$\textbf{Background for problem statement}$:
Let $B \subset \mathbb{C}$ be a bounded domain, and $g_{B}(z,z_0) = g$ its Green's function with pole at $z_0 \in B$, so $g$ is harmonic in $B \setminus \{z_0 \}$, equal to zero on the boundary of $B$, and near $z_0$, $g + \log|z-z_0| = \alpha$ is a bounded harmonic function. Set $\alpha(z_0) = R_0$.
Set $\psi(r) = \mu r^{\nu}$ for some fixed positive constants $\mu,\nu$. For a fixed $r > 0$, set $\psi = \psi(r)$.
Define, for any fixed $r > 0$,and $\delta \neq 0$, $h(z) = \delta \beta_{r} g(z)$, where $\beta_{r} = -(\log \psi)^{-1}[ 1 + (\log \psi)^{-1} R_0]$.
According to a textbook I am reading ("Condenser Capacities and Symmetrization in Geometric Function Theory" by Vladimir N. Dubinin), the following is true (here $U(z_0,\psi(2r))$ is the open disk center $z_0$ and radius $\psi(2r)$):
$\textbf{Problem statement}$
For $r > 0$ sufficiently small (and fixed), the boundary of $S = U(z_0, \psi(2r)) \cap \{h(z) > \delta \}$ is precisely $\partial S = U(z_0,\psi(2r)) \cap \{h(z) = \delta \}$. But no explanation is provided.
I fail to see why this is true, and if something significant in the definition of $h$ is needed to establish this.
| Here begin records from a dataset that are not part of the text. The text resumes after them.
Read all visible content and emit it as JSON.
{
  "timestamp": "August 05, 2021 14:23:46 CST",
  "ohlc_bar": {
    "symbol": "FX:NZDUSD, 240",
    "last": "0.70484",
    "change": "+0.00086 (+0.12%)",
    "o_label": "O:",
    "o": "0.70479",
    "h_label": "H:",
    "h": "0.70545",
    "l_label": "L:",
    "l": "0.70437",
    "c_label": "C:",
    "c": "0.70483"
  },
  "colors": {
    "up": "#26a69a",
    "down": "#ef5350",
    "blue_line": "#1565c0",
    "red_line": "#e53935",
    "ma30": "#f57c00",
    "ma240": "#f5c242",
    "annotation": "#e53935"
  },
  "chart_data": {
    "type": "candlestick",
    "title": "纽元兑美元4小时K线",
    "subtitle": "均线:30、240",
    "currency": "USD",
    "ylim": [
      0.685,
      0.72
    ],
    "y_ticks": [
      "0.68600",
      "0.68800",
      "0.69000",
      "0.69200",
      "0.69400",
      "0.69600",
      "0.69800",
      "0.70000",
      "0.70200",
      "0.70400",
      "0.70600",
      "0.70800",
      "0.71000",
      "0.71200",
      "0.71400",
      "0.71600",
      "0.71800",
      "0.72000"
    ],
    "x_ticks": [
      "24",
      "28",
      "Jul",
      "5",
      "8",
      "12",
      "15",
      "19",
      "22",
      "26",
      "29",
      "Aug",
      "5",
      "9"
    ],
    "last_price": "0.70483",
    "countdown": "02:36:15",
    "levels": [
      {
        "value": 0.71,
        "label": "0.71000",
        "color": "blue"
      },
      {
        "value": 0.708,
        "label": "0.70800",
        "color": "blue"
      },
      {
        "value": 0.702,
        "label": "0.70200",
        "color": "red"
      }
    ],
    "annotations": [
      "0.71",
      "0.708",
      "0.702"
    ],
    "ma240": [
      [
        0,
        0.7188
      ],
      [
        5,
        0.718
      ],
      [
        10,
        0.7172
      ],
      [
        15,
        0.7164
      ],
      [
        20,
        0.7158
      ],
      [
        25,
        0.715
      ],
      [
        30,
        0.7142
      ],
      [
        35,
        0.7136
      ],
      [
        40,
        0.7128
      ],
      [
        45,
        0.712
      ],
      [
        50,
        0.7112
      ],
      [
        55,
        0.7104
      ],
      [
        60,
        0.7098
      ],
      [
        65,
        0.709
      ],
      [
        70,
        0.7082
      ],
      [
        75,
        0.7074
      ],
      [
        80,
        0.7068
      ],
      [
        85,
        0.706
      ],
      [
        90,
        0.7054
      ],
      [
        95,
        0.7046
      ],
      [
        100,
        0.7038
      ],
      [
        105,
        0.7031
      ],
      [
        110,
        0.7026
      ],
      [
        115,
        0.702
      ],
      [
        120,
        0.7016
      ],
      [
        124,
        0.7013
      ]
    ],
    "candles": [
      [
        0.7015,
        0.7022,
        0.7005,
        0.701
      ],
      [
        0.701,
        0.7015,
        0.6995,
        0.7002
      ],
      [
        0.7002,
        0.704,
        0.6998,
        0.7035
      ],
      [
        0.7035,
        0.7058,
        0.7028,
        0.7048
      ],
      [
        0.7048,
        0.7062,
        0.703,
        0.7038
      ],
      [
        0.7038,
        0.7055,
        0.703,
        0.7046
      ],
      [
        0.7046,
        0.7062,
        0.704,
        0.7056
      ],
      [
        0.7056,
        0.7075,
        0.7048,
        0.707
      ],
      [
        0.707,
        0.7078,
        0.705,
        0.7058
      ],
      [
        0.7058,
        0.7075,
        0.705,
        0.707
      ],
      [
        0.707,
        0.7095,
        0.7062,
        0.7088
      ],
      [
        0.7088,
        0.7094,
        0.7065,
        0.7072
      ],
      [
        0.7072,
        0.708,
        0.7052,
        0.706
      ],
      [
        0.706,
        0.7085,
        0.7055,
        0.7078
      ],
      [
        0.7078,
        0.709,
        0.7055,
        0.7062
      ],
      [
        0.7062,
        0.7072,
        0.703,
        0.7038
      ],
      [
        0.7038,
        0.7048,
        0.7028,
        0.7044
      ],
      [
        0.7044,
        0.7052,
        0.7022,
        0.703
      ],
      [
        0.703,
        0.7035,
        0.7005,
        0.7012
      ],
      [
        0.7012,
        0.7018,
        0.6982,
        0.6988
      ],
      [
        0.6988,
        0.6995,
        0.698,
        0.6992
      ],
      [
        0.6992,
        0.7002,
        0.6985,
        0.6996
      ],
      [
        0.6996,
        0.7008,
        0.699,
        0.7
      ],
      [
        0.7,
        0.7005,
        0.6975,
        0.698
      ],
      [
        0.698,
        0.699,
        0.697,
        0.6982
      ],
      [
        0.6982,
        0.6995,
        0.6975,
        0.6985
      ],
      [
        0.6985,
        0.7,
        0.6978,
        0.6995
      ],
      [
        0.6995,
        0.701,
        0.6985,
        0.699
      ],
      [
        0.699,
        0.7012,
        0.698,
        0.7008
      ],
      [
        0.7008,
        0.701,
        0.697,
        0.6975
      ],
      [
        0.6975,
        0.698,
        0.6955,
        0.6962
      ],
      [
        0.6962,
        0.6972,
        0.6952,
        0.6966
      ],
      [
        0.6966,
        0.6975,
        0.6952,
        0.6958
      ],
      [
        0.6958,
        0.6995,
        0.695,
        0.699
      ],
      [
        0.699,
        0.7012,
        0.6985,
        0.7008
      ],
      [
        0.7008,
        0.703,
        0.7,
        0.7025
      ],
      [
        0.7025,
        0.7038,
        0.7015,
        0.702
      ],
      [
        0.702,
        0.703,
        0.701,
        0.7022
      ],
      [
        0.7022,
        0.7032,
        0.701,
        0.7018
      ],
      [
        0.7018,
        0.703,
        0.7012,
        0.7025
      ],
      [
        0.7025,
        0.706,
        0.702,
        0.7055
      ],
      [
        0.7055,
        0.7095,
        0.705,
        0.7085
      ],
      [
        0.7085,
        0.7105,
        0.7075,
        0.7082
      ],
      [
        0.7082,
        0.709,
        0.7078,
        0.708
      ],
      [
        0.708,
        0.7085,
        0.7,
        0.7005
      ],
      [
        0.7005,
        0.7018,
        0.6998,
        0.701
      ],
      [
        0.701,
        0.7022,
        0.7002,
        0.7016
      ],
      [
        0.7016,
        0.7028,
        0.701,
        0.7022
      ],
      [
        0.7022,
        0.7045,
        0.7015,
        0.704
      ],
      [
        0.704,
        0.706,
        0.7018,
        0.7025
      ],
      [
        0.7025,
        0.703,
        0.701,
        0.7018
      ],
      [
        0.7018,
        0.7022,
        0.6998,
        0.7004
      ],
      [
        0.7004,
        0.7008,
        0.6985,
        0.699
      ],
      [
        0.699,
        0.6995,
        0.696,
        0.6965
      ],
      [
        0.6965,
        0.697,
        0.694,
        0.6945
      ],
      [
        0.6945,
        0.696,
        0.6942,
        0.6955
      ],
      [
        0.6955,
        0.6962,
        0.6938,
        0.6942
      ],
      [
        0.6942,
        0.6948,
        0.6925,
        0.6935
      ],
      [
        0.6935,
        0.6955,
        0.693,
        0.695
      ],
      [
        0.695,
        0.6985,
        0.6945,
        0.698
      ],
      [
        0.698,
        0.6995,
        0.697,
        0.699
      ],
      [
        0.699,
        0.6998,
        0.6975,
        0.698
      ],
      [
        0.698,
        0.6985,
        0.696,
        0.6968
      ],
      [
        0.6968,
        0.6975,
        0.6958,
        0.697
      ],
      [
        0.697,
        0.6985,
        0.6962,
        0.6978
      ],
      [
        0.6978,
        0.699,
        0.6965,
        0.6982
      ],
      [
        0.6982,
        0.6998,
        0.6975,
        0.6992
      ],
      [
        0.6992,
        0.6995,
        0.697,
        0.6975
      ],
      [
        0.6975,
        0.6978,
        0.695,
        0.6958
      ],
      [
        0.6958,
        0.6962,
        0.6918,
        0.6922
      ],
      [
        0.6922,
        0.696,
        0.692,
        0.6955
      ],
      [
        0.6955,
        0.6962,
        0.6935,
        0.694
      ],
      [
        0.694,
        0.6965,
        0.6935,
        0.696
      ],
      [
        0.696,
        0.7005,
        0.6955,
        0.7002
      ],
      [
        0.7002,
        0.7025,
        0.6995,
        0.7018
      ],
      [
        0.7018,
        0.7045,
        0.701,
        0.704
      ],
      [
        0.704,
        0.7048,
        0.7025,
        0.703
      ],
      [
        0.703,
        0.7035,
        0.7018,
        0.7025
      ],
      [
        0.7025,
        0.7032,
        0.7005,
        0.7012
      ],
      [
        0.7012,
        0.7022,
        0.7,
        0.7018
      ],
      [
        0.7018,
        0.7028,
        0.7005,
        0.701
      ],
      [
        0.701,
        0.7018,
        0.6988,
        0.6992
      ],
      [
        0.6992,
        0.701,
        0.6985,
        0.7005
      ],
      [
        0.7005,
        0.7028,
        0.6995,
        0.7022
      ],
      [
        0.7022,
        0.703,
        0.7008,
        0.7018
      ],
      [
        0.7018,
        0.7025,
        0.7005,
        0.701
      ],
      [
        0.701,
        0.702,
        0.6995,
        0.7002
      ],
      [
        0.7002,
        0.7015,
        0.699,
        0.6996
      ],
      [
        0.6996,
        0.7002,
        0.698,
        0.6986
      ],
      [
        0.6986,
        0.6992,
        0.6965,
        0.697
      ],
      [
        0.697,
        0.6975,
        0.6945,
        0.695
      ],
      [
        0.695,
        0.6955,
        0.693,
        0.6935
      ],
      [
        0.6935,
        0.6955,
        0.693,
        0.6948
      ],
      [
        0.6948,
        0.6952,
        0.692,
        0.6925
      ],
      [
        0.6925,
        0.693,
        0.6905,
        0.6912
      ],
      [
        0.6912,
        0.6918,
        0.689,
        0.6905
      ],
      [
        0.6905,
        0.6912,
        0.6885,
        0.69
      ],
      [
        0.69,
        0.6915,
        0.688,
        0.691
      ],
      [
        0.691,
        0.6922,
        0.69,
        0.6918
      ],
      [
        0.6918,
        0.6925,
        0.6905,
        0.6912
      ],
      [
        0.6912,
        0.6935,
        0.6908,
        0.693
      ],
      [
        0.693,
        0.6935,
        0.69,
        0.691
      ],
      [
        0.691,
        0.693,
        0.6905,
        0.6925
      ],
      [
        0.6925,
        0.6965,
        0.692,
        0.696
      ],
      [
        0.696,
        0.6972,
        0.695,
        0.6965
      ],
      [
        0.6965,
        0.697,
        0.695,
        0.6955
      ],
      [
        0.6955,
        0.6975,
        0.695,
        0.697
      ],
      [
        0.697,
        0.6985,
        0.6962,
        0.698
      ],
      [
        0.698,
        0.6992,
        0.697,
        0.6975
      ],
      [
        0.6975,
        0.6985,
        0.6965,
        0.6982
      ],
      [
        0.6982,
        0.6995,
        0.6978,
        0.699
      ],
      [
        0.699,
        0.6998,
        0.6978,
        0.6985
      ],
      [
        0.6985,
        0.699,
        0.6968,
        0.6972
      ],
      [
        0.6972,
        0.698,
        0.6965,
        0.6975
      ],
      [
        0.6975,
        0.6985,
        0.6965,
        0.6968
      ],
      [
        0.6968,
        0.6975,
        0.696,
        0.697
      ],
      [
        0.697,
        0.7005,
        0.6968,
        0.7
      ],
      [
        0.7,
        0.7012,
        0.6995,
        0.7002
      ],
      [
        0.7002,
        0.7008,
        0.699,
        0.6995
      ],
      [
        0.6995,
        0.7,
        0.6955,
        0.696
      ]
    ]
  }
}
As far as I can see, $h$ is the same as $g$ up to a factor, and thus near $z_0$ , $h$ has a logarithmic singularity, so it should be the case that in an entire closed disk of sufficiently small radius the intersection is wholly empty, or $S$ is the entire open disk $U(z_0, \psi(2r))$.
This book is not well known and there may well be a typo here, but I believe that the statement being made here is at least close to one which is correct, either that or I am failing to comprehend what the author is really trying to say.
My suspicion (based on a rough calculation that I needed to do manually) is that on $\partial U(z_0, \psi(2r))$, $\beta_r g = 1 + \frac{\nu \log 2 + o(1)}{\log \mu + \nu\log r} + O((\frac{1}{\log(r)})^2) < 1$ for $r>0$ small. Therefore $h = \delta \beta_{r} g < \delta$ on the boundary of $U(z_0, \psi(2r))$ for $r > 0$ small, which implies the desired result.
However I hesitate to believe this just yet, and the calculation itself is messy, so I leave the question open in case there is an easier solution.